Straterra and ADHD. My 13 year old son has just been diagnosed with ADHD and the dr. is recommending Straterra. Does anyone have any experience with young adolescents and Straterra, especially side effects, good, bad experiences? Any helpful hints on young adolescents and ADHD in general? Thanks.
posted by mygothlaundry to Health & Fitness (15 answers total) 1 user marked this as a favorite
83 people at this site have tried Stattera (for themselves or their children), described their experience, and rated it.

This is one of those instances where google searches (under both the "web" and "groups" tabs) are definitely superior to something that reaches a smaller and more generalized audience like AskMe. In addition to message boards, parent groups, clinical papers, etc., you can also access resources like the website for CHADD.
posted by availablelight at 12:23 PM on December 9, 2004

I have two special needs kids, now grown up. I have been in your shoes! My first advice, though, is to be skeptical. Not all changes in kids require a medical diagnosis.

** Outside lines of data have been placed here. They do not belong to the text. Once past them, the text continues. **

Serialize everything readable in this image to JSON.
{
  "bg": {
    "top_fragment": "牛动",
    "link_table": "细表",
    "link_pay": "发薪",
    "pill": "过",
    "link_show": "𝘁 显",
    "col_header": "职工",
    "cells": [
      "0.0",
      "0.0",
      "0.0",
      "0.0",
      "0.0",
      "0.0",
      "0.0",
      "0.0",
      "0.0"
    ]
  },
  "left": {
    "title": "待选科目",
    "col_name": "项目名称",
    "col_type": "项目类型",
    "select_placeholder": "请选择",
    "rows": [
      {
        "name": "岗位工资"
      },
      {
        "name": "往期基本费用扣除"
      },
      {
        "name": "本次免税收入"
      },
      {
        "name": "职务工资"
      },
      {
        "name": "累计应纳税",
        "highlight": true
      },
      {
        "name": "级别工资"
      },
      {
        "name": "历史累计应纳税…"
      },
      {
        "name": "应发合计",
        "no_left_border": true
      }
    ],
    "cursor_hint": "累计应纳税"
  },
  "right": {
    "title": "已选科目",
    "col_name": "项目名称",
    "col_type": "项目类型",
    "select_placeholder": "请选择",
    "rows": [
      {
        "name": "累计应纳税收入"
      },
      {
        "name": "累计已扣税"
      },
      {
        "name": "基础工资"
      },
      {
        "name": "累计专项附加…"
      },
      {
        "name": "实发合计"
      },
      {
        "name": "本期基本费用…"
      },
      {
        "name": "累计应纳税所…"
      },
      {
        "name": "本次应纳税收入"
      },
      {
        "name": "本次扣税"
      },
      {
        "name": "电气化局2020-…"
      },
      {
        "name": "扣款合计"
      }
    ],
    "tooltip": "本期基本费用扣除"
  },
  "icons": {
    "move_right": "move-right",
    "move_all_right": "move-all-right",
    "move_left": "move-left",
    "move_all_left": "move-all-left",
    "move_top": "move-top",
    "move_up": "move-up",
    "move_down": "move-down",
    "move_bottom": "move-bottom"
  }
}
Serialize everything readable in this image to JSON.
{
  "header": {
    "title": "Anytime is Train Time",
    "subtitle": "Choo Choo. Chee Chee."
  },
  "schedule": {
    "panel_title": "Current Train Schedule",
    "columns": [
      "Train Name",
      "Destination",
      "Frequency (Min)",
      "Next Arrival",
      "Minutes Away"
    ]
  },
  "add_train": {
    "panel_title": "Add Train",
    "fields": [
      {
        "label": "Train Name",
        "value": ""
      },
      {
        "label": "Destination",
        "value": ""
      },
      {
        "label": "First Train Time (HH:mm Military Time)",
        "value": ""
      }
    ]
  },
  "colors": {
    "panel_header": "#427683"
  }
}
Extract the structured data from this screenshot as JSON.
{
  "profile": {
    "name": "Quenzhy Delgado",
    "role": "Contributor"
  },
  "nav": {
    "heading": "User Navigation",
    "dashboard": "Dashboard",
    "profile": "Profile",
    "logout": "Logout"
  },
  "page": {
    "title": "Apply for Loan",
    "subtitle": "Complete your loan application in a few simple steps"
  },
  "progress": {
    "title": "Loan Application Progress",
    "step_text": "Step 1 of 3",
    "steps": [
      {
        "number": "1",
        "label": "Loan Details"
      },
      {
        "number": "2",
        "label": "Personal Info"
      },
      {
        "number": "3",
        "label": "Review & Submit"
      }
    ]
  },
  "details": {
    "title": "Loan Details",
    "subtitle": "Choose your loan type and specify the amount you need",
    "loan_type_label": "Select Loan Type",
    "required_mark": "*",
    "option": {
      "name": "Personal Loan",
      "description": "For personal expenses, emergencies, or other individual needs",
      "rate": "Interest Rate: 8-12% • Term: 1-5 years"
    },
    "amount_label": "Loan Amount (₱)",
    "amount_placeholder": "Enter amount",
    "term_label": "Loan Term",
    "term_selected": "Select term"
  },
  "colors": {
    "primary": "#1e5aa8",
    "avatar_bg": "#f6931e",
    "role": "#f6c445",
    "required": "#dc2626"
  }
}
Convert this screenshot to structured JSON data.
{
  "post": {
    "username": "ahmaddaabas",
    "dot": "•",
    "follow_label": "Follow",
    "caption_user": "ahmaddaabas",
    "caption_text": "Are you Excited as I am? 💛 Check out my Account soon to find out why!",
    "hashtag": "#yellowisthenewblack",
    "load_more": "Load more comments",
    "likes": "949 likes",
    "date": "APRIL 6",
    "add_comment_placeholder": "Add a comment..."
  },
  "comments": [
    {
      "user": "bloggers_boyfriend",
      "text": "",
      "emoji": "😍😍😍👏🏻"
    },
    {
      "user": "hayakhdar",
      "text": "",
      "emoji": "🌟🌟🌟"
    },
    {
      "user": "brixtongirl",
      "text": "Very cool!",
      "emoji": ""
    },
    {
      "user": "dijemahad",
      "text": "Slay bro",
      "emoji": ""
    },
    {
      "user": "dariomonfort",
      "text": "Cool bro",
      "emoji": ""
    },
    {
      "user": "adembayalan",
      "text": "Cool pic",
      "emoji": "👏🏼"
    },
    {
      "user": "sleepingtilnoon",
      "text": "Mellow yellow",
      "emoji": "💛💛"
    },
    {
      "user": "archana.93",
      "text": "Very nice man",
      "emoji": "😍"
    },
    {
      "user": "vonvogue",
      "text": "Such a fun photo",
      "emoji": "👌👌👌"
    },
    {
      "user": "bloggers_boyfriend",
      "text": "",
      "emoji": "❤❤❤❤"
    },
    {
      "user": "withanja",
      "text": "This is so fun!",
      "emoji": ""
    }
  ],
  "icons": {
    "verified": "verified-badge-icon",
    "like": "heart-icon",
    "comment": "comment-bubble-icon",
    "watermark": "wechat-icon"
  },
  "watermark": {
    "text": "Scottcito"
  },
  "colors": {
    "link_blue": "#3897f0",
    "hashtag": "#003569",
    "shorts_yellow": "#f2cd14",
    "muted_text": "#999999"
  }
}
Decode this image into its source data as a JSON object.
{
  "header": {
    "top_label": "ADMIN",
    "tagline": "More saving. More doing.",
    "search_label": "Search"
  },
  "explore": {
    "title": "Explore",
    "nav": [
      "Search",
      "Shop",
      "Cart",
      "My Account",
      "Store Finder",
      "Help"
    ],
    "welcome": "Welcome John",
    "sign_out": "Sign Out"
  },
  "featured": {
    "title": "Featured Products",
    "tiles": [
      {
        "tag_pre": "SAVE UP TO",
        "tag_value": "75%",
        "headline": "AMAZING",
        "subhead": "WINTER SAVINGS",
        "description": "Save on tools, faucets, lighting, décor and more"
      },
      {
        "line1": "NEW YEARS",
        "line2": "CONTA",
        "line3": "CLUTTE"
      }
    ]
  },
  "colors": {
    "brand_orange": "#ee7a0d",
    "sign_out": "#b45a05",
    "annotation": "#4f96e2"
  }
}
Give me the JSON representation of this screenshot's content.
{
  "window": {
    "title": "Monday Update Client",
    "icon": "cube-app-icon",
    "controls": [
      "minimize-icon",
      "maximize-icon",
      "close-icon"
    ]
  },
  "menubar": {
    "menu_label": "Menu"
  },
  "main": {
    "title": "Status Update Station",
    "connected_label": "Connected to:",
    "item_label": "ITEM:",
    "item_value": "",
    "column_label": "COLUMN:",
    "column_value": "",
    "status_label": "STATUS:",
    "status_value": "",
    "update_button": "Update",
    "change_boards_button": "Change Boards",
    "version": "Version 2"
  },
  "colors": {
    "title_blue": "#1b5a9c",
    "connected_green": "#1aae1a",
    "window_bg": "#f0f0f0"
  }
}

Sometimes, hormonal changes at adolescence trigger behavior changes that worry parents and teachers alike, because the kid in question is no longer the happy-go-lucky youngster they once were.

I always tried, in the case of my kids, to make sure that the medication was addressing medical symptoms and not just personality traits.

Does your son feel that he could benefit from medication? Can you talk to him about it and get his input? If you've already done that and you've decided, together, to give medication a try, then Google the hell out of it until you know exactly what it is meant to do and what the possible side effects are. I am not familiar with Straterra, but there are sure to be lots of other parents who are.

Feel free to e-mail me if you wish, mygothlaundry, and good luck.
posted by tizzie at 12:28 PM on December 9, 2004

I think that often ADHD diagnosis in adolescents is made for a spectrum of symptoms that overlap with other conditions - ADHD becomes a convenient catch-all. Our daughter was on Ritalin for a while years ago but it didn't help all that much as I remember. She's had continuing impulsiveness and behavioral issues since, culminating in a week's in-patient intensive therapy in August (at 17), resulting in a diagnosis of "bi-polar spectrum" with prescription of lithium & wellbutrin. If you can afford it and get more in-depth psychological assessment/confirmation, you may be glad you did later. Good luck.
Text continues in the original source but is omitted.